ゼロから作るDeep Learning ―Pythonで学ぶディープラーニングの理論と実装

ゼロから作るDeep Learning ―Pythonで学ぶディープラーニングの理論と実装

This article is about my thoughts on this book and a memo about the contents.

My thoughts

This book explains about perceptron, neural network and deep learning.
In this book, there are not only the sentences but also diagrams and numerical expressions.
And then, how to create a sample code by Python is introduced. These codes are written as a function or class.
These codes can be used as a module by importing in our own Python codes repeatedly. This is very useful.
All of explanations are not difficult for us to understand. Before reading this book, if you had some knowledge about machine learning, it would be easier for you to understand.
I think that the most useful section is "technique of learning". In this section, multiple methods to optimize a parameter are compared. I can understand the differences between each method.

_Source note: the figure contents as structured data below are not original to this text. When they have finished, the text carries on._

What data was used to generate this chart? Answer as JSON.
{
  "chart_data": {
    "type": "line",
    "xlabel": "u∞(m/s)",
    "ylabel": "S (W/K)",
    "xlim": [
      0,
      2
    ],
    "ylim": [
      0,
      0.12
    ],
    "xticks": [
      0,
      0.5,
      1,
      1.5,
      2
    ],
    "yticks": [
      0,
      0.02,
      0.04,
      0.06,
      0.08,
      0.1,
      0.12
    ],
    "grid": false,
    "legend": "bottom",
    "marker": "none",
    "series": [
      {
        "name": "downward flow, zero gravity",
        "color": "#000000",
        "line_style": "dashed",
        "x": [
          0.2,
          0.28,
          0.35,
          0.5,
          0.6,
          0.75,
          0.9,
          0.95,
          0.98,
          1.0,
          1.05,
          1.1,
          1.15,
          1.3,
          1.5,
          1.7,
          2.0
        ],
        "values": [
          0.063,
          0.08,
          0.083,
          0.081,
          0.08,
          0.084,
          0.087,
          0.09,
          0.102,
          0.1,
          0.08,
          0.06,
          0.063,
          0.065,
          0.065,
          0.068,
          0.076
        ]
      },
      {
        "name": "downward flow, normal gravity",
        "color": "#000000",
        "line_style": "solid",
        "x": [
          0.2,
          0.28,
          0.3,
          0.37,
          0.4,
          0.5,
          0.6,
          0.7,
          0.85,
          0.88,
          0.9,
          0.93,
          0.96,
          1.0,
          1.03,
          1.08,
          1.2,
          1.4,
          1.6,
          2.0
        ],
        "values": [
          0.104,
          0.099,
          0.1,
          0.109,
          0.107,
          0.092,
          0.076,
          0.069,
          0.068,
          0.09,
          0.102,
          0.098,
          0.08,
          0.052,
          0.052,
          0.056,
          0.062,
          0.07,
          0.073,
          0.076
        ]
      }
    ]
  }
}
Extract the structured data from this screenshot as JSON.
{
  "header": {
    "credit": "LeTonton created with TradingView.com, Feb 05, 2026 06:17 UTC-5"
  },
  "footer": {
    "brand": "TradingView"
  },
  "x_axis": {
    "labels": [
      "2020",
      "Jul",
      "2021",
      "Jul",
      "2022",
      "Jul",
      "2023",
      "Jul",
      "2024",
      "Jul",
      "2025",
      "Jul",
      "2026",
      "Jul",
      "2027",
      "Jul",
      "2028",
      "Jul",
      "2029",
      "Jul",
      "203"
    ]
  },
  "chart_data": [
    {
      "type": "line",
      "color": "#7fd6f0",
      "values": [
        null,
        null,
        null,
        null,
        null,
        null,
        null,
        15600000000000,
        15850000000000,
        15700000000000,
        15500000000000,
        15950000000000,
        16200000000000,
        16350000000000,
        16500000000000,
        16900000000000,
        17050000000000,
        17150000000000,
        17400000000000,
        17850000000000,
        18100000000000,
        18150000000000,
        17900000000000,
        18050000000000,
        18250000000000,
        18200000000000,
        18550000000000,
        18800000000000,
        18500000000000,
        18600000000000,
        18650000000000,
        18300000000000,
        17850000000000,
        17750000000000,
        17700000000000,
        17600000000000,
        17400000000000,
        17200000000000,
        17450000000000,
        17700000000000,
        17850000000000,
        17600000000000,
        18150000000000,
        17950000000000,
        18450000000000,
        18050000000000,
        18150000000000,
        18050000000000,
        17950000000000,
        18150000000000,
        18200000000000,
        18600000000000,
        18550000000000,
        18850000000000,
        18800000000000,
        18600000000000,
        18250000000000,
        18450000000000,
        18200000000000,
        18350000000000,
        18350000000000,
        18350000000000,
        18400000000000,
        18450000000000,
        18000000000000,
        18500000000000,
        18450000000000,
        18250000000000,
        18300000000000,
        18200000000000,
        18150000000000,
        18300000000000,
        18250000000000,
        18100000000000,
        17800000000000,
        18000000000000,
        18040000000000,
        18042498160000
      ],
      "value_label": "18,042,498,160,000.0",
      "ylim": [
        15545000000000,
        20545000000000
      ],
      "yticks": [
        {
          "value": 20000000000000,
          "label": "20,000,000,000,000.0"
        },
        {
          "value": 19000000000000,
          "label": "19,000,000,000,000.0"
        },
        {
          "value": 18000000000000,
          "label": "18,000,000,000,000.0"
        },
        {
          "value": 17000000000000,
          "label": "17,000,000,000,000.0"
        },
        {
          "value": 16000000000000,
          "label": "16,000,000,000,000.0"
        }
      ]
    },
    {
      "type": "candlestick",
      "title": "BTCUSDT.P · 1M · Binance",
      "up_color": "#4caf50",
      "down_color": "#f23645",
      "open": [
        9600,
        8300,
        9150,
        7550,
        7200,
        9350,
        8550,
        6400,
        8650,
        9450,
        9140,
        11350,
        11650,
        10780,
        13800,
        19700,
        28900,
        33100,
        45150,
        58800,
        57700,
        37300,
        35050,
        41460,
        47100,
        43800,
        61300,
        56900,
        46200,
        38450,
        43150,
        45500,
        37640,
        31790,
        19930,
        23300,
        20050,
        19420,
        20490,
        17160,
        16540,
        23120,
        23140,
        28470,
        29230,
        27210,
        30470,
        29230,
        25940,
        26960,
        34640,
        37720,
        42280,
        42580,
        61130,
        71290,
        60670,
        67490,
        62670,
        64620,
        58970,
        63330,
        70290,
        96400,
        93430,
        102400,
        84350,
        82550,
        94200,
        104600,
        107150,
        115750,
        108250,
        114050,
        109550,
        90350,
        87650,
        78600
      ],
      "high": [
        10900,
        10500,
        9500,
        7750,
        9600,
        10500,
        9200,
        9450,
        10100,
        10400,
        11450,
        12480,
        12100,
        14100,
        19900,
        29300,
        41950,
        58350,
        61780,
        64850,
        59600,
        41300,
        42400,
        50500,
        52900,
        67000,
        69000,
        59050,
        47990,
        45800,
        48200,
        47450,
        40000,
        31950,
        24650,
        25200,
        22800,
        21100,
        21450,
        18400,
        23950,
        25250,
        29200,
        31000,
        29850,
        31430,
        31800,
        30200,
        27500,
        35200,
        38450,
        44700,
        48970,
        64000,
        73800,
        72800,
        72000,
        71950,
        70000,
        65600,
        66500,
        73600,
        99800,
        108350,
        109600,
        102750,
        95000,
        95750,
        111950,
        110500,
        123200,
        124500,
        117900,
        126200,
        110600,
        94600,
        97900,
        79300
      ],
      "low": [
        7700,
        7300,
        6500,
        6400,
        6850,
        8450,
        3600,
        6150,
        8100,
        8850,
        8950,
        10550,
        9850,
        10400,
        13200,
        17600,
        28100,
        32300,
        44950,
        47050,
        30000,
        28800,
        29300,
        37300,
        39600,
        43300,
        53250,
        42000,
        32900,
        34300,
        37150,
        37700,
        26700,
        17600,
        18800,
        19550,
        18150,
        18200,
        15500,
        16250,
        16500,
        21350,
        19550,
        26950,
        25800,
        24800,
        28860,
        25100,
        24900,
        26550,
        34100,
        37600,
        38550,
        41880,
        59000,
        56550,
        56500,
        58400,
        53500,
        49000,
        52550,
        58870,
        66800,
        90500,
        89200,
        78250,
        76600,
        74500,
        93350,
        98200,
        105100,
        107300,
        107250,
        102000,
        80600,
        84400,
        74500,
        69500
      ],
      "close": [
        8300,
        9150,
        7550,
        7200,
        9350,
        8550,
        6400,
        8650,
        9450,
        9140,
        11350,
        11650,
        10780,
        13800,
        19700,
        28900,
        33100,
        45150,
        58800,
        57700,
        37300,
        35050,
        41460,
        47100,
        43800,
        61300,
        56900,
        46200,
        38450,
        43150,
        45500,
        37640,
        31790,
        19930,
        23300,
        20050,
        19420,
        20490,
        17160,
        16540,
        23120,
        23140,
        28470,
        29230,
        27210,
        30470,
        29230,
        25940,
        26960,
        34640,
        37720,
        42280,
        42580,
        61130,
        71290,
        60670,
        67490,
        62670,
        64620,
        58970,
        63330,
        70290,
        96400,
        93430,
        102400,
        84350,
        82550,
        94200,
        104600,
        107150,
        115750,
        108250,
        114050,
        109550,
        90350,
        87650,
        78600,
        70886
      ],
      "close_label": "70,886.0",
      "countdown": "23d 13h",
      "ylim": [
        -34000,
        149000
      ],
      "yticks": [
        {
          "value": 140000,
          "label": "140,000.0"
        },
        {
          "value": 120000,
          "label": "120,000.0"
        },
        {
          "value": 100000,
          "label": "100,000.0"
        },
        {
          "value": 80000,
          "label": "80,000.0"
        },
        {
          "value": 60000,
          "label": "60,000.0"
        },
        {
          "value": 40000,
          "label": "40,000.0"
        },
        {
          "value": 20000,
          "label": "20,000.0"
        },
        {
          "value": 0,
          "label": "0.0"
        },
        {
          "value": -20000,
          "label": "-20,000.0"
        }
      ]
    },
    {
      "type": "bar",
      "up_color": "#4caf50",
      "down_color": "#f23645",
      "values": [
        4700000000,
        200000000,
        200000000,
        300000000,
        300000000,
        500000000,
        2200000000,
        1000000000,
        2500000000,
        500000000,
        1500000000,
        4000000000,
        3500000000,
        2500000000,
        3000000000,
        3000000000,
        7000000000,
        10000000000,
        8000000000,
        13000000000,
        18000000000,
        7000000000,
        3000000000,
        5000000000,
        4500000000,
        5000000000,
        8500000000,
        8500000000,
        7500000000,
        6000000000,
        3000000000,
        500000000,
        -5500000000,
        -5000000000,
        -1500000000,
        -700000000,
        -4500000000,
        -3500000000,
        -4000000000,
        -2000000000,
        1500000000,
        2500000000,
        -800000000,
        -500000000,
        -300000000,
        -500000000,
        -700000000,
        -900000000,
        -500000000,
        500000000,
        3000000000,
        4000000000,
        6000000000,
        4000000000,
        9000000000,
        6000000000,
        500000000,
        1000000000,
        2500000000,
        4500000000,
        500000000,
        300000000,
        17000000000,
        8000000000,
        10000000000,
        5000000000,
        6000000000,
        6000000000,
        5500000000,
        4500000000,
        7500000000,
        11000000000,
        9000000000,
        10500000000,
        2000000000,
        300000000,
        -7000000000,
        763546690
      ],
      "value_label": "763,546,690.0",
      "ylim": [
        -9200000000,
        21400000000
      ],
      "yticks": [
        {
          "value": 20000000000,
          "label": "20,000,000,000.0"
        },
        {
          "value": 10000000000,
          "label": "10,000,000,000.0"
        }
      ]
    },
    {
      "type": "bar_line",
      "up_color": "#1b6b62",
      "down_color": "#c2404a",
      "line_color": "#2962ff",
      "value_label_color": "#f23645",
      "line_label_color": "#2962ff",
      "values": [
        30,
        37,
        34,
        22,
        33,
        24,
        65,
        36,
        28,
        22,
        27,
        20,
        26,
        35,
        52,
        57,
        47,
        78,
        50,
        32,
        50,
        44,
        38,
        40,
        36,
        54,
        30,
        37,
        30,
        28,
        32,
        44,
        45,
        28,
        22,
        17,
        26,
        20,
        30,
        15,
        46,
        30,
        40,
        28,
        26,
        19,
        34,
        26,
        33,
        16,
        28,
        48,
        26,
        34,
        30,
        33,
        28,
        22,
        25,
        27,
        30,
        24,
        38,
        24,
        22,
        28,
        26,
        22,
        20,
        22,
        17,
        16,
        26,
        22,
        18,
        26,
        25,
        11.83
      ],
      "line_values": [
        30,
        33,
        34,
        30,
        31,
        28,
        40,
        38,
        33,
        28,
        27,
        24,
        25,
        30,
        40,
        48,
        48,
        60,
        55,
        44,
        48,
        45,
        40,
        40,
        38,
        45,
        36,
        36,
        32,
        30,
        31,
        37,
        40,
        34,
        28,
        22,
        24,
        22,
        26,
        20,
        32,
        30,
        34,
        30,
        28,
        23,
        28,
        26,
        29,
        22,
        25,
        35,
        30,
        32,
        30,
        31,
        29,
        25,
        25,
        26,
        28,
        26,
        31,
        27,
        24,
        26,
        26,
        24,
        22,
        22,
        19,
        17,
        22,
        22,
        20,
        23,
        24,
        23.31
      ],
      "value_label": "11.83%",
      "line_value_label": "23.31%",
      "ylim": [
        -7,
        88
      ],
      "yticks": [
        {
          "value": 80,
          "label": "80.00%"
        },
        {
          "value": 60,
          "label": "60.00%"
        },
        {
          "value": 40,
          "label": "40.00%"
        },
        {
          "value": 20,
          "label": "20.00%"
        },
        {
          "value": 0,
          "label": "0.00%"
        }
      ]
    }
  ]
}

  • An problem of linear function is what we can not make use of an advantage of overlapping layer.
  • ReLU(Rectified Linear Unit) function is to output same value as input if the input was over than 0. When the input is under than 0, the output is limited until 0.
  • When we calculate a multi-dimensional array, we can use inner product to calculate the array at once.
  • We need to take measures preventing from overflow when we use a softmax function. Usually, the maximum value of input signal is used for it.
  • An final target of machine learning is to get a generalization performance. It is an ability for unknown data.
  • We should not use a recognition accuracy as an index because the differential is 0 at almost point and a parameter can not be update.
  • Epoch is expressed as unit. "1 epoch" means the iterating number of running out of training data.
  • "Local calculation" means that next result is output depend on information related with only itself.
  • Numerical differentiation is used practically because we can confirm that an implementation of back propagation is correct or not.
  • We can make a function module easily by implementing a class for optimization.
  • Dropout is a method to learn in deleting a neuron randomly.
  • In searching a hyper parameter, we need to narrow down the range of parameters and select one of them from the range.
  • Pooling is to make a size of space smaller in lon-lat direction.
  • One of advantage to make the layers deepen is to decrease the number of parameters of network.